It tells the search engine spiders what they can and can't look at on the site. Just upload a blank text file made with notepad called robots.txt and the errors will disappear.
When a robot crawls your site it looks for the robots.txt file. If it doesn't find one it assumes automatically that it may crawl and index the entire site. Not having a robots.txt file can also create unnecessary 404 errors in your server logs, making it more difficult to track "real" 404 errors. Assuming you want your entire site indexed and only want to stop the unnecessary 404 errors from occurring you have a couple of options. Upload a blank robots.txt file to the root directory of your domain. Upload a simple robots.txt file to the root directory of your domain. =========== I have an article on my site that covers the BASICS of how to Create Robots.txt File that may help you get started. Cricket
Ooops! Sorry! I didn't realize you had already answered this. Our posts must have crossed paths Cricket
No probs Cricket. There are lots of reasons you may want to keep spiders away but the biggest reasons are to keep the spiders away from sensitive data or pages you do not want in the database and to also give the spider more direction so that it only reads the pages you want listed in their database.

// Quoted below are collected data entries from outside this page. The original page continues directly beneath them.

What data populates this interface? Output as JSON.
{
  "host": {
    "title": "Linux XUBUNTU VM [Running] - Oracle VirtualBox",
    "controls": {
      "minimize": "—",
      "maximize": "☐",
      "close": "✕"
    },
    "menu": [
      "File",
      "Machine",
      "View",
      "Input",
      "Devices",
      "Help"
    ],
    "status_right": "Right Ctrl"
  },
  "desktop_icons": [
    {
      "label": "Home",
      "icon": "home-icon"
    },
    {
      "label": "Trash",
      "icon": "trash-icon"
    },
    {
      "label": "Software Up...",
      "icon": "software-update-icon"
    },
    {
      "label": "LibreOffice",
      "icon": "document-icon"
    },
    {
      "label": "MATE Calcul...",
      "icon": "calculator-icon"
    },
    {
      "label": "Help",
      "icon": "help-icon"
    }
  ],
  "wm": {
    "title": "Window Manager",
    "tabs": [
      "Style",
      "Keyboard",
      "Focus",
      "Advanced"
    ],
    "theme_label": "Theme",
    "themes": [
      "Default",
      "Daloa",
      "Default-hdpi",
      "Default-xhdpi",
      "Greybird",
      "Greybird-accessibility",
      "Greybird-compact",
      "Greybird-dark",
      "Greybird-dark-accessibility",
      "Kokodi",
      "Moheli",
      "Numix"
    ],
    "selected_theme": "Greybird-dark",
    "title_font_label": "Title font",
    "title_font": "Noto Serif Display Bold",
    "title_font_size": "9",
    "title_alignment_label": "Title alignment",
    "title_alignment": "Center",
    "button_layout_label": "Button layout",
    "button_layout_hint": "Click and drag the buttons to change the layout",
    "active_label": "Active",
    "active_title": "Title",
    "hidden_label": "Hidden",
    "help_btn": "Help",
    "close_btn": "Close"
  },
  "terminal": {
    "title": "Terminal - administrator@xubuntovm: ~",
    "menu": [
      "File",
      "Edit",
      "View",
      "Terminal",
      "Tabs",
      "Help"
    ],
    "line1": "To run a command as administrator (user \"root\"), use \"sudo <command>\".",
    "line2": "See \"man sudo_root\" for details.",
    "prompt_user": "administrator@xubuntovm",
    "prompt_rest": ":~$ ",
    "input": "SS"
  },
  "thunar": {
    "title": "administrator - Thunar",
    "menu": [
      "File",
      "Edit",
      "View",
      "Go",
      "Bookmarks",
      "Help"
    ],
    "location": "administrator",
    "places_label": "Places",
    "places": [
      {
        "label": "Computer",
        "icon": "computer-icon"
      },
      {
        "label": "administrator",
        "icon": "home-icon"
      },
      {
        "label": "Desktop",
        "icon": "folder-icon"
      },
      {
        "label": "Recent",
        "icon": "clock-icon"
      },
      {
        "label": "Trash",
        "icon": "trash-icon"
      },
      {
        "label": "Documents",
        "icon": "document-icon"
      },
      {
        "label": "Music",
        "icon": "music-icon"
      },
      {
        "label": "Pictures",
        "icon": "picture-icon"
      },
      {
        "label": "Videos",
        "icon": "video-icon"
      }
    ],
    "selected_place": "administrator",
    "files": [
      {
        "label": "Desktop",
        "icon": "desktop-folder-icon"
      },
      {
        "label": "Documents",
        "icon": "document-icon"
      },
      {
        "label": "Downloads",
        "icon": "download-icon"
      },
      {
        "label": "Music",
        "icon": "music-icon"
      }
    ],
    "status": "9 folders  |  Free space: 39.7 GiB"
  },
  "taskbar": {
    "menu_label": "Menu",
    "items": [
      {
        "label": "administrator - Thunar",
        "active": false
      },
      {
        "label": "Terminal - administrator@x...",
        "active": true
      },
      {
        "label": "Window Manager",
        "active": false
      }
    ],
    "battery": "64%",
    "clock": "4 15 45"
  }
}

Yes. To prevent it spidering your images, scripts, stats, mail, etc. By the way, a basic "spider everything" robots.txt file would look like this: User-agent: * Disallow: Code (markup): Save as plain text (ASCII/ANSI) and upload it to the ROOT of your site. This translates to "all spiders, please crawl everything (disallow nothing)".

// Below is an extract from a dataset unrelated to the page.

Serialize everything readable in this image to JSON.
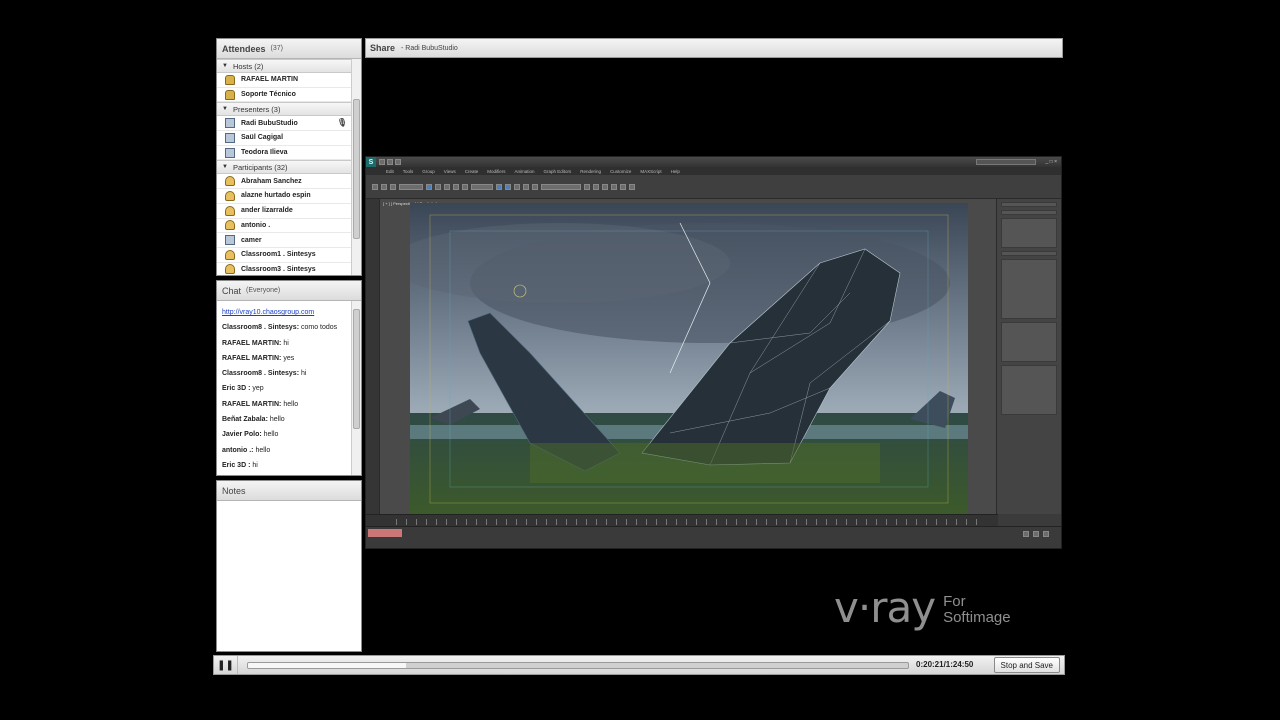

Hi Guys, Whats the command to stop spiders and robots to crawl image files as it eats up bandwidth. Thanks
Under: User-agent: * Code (markup): add this line: Disallow: /images/ Code (markup): substituting the name of your images folder for "images". If your images aren't in a separate folder, add lines like this instead: Disallow: /image1.gif Disallow: /image2.gif Disallow: /image3.jpg Code (markup):
No. The robots.txt file is a "limiter" for spiders -- it tells them what parts of your site you do not want them to crawl/index. There is nothing you can put in a robots.txt file to increase search engine ranking.